Jeanie Moses said she believed the Army should have taken more action against Schweitzer before the shooting happened.

“If the Army had done something about him, he would not have been in that house, and we would not be sitting here,” she said.

Instead, Brower told the family a few months before the trial that Schweitzer had been given a less than honorable discharge, a decision that, given the jury verdict, is especially troubling to them.

If Schweitzer had remained in the Army, he could have been brought up on military charges now.

“I think they discharged him because they didn’t want Schweitzer to wear a uniform to the trial,” Paul Moses said.


Nic Moses was the fourth of Fred and Jeanie Moses’ five children. A brother, Daniel, is serving in the Army in Afghanistan.

Family members described Nic as fun, smart, caring and generous.
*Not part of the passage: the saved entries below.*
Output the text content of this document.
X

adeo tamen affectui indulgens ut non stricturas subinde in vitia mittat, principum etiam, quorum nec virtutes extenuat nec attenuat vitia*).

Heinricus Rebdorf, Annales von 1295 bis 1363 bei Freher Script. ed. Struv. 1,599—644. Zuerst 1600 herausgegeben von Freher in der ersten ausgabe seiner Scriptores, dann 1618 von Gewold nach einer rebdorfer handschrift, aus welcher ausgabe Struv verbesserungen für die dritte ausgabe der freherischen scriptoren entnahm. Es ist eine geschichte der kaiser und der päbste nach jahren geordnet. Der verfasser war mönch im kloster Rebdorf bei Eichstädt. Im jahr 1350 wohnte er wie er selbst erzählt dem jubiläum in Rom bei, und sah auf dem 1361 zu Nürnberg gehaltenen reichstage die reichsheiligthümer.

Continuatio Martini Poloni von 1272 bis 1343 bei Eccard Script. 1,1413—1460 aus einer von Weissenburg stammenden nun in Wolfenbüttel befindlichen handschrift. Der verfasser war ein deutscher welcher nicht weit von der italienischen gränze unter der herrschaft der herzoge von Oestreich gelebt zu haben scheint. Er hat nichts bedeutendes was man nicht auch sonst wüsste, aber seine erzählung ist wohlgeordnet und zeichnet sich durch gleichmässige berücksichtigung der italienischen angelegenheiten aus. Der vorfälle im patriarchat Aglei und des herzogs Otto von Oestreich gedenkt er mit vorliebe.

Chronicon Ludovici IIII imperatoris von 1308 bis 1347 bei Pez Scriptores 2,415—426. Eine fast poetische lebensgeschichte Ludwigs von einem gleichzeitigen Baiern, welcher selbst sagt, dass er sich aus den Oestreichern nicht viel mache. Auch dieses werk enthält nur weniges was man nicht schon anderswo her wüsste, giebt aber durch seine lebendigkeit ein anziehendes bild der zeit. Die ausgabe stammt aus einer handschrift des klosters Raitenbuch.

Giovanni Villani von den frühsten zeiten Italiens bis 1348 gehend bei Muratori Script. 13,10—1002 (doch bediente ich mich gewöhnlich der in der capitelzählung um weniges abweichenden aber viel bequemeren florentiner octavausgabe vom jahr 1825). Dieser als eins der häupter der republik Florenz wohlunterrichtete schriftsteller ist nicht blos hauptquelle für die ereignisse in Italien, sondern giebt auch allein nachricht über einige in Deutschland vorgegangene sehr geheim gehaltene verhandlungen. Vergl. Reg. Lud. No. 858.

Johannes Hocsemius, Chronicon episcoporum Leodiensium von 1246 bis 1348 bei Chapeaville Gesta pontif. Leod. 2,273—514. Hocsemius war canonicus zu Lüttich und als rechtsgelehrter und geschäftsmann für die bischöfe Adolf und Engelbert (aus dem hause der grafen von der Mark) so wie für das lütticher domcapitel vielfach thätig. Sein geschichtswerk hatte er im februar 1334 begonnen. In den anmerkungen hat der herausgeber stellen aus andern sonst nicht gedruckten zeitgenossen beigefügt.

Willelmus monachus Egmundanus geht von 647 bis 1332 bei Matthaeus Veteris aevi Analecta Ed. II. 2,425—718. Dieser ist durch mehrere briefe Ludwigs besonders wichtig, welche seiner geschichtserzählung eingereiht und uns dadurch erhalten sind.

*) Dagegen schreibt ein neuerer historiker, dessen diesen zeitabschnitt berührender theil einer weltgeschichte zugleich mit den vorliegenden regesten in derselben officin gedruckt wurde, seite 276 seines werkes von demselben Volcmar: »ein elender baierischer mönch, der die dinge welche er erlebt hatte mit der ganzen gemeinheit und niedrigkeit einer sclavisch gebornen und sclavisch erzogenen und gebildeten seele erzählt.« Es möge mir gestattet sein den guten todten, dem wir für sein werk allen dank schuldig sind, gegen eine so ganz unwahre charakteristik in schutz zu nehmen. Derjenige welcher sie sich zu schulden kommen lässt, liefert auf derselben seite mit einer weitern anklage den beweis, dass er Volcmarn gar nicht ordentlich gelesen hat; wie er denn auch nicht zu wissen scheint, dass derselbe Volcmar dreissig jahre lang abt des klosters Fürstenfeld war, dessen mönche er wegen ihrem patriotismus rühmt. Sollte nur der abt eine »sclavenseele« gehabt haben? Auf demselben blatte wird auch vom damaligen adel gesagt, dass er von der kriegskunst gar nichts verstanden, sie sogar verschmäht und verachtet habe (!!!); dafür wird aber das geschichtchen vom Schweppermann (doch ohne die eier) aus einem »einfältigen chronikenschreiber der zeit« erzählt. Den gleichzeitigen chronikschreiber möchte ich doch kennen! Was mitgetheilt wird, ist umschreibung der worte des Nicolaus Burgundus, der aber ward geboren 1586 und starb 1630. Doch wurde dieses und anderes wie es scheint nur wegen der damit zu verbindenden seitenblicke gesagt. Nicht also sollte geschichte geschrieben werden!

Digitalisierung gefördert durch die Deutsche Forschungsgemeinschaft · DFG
“He was like the light that a moth goes to — people were just drawn to him,” Jeanie Moses said. “He was an easy person to talk to.”

Moses graduated in 2003 from Duchesne High School in St. Charles, where he was a good student and played football. A year later, while a student at Missouri State University, he enlisted in the Army because he wanted to do something more significant with his life, his mother said.

During his career in the Army, Moses received several commendations, including the Bronze Star Medal, the Army Commendation Medal with Oak Leaf Cluster and Army Achievement Medal.

Jeanie Moses said her son would have been due to get out of the Army this month, but she believes he would have re-enlisted because he had spoken to others about wanting to join Delta Force, an elite unit of Special Forces.

The family says Moses had positively affected many people in his short life, as evidenced by the nearly 90 people who wrote to Montgomery County, Tenn., Judge John H. Gasaway about how the killing had affected them.

They hope by bringing attention to the verdict, and what they believe was an omission of key evidence, higher courts in Tennessee will take action.

“We know it’s a long shot, but we have to do it for Nic,” Jeanie Moses said.

The Associated Press and the Leaf Chronicle newspaper contributed to this report.